Les personnes qui vivent à proximité de cimenteries sont donc exposées à des particules fines. Ces problèmes concernent aussi le personnel des cimenteries. « L’exposition professionnelle aux HAP concernerait près de 1,6 millions de salariés en France », rappelle le Centre de lutte contre le cancer Leon Berard dans un rapport.
Vers une construction plus verte ?
Le béton vert, une utopie ? Pas si l’on en croit les dires des géants du béton sur leurs propres sites internet. Une solution consiste à remplacer le « clinker par de l’argile calcinée pour produire du ciment bas carbone », explique Xavier Guesnu, directeur général de Lafarge France (Groupe Holcim) dans un communiqué.

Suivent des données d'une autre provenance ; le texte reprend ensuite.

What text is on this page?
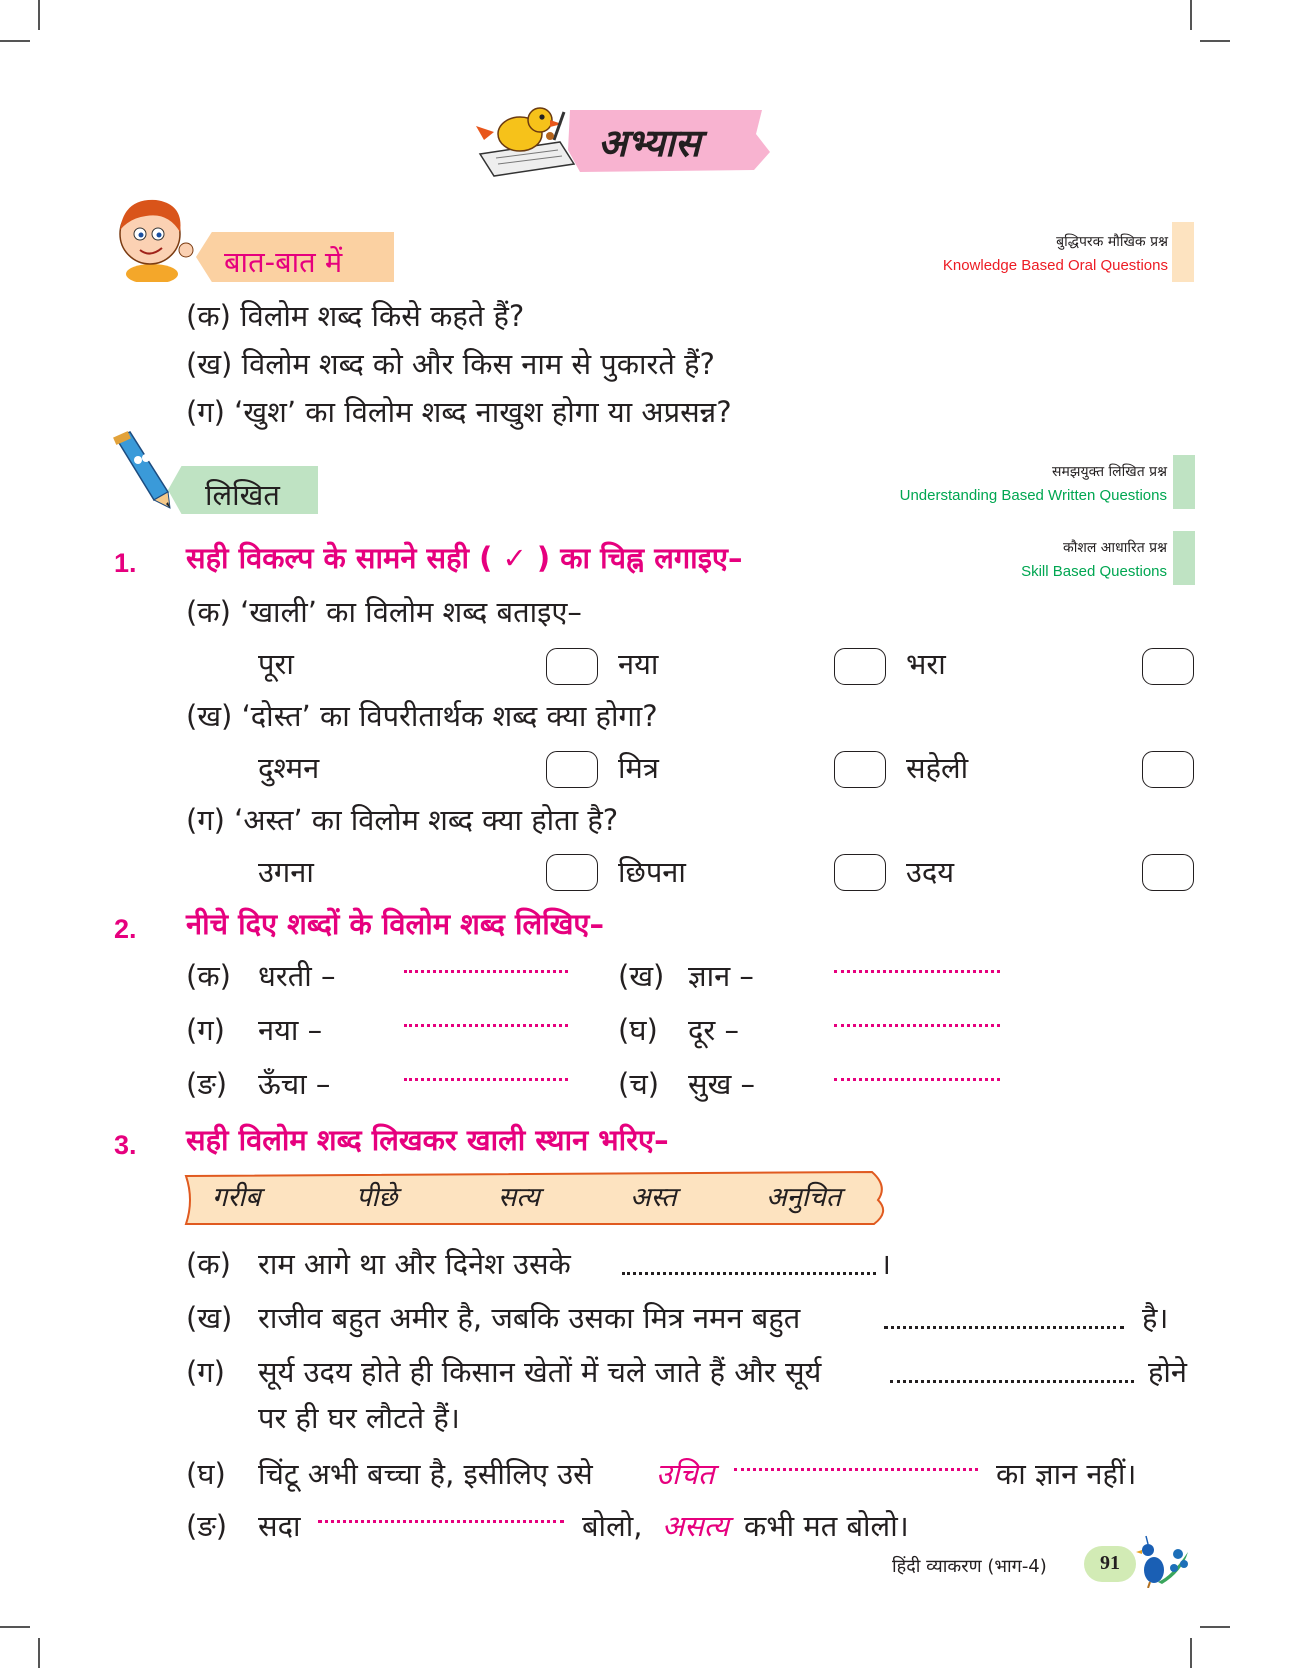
अभ्यास
बात-बात में
बुद्धिपरक मौखिक प्रश्न
Knowledge Based Oral Questions
(क) विलोम शब्द किसे कहते हैं?
(ख) विलोम शब्द को और किस नाम से पुकारते हैं?
(ग) ‘खुश’ का विलोम शब्द नाखुश होगा या अप्रसन्न?
लिखित
समझयुक्त लिखित प्रश्न
Understanding Based Written Questions
कौशल आधारित प्रश्न
Skill Based Questions
1. सही विकल्प के सामने सही ( ✓ ) का चिह्न लगाइए–
(क) ‘खाली’ का विलोम शब्द बताइए–
पूरा	नया	भरा
(ख) ‘दोस्त’ का विपरीतार्थक शब्द क्या होगा?
दुश्मन	मित्र	सहेली
(ग) ‘अस्त’ का विलोम शब्द क्या होता है?
उगना	छिपना	उदय
2. नीचे दिए शब्दों के विलोम शब्द लिखिए–
(क) धरती –	(ख) ज्ञान –
(ग) नया –	(घ) दूर –
(ङ) ऊँचा –	(च) सुख –
3. सही विलोम शब्द लिखकर खाली स्थान भरिए–
गरीब	पीछे	सत्य	अस्त	अनुचित
(क) राम आगे था और दिनेश उसके	।
(ख) राजीव बहुत अमीर है, जबकि उसका मित्र नमन बहुत	है।
(ग) सूर्य उदय होते ही किसान खेतों में चले जाते हैं और सूर्य	होने
पर ही घर लौटते हैं।
(घ) चिंटू अभी बच्चा है, इसीलिए उसे उचित	का ज्ञान नहीं।
(ङ) सदा	बोलो, असत्य कभी मत बोलो।
हिंदी व्याकरण (भाग-4)	91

Mais cela ne résout pas le problème de la combustion des pneus pour chauffer les fours des cimenteries. De plus, à part quelques pourcentages, le communiqué de Lafarge n’explique pas en détail en quoi ce ciment est vraiment bas carbone. Difficile donc d’évaluer la pertinence de ce béton d’autant plus qu’une autre méthode pour fabriquer du ciment bas carbone ressemble davantage à du greenwashing qu’à une véritable solution.
Autre possibilité, agir sur les différentes étapes de la fabrication du ciment et du béton. C’est ce qu’expliquent les auteurs de Béton, enquête en sables mouvants. Le clinker peut être produit de façon plus vertueuse en « utilisant l’énergie d’autres industries » et en « capturant le carbone ».
La quantité de clinker dans le ciment peut être réduite en remplaçant celui-ci par du laitier, résidu de la production d’acier, sans greenwashing cette fois. La réutilisation « de pans entiers de structures en béton » peut aussi fonctionner concluent les auteurs.
La terre crue comprimée, successeur du béton ?
Comme dit plus haut, le béton est roi. Pourtant, des architectes s’éloignent de ce paradigme pour aller vers de nouvelles solutions plus vertes. C’est le cas de la brique en terre crue comprimée. Celle-ci est aussi résistante qu’une brique en béton apprend-on dans l’émission Sur le front. L’architecte Paul-Emmanuel Loiret a créé une usine de briques en terre pour développer l’utilisation de ce matériau. Son avantage majeur ? « Il n’y a pas de cuisson donc le bilan carbone est largement plus faible », déclare-t-il à France 5.
La recette de la brique en terre crue est assez simple. De la terre, composée d’argile, et de l’eau. La terre utilisée provient de chantiers où l’on creuse le terrain avant de construire un bâtiment. Au lieu de simplement s’en débarrasser, celle-ci est revalorisée.
Les deux ingrédients sont comprimés pour former la brique. Celle-ci est ensuite séchée naturellement pendant plusieurs semaines. Enfin, la brique est prête à l’emploi. La brique en terre crue, est également « recyclable à l’infini » contrairement à la brique en béton, détaille Hugo Clément.
Le secteur de la construction doit donc chercher à réduire son impact environnemental. Cela passe par la démocratisation de solutions alternatives au béton. Certaines sont appliquées depuis plusieurs années déjà mais restent tout de même marginales face aux méthodes de construction conventionnelles.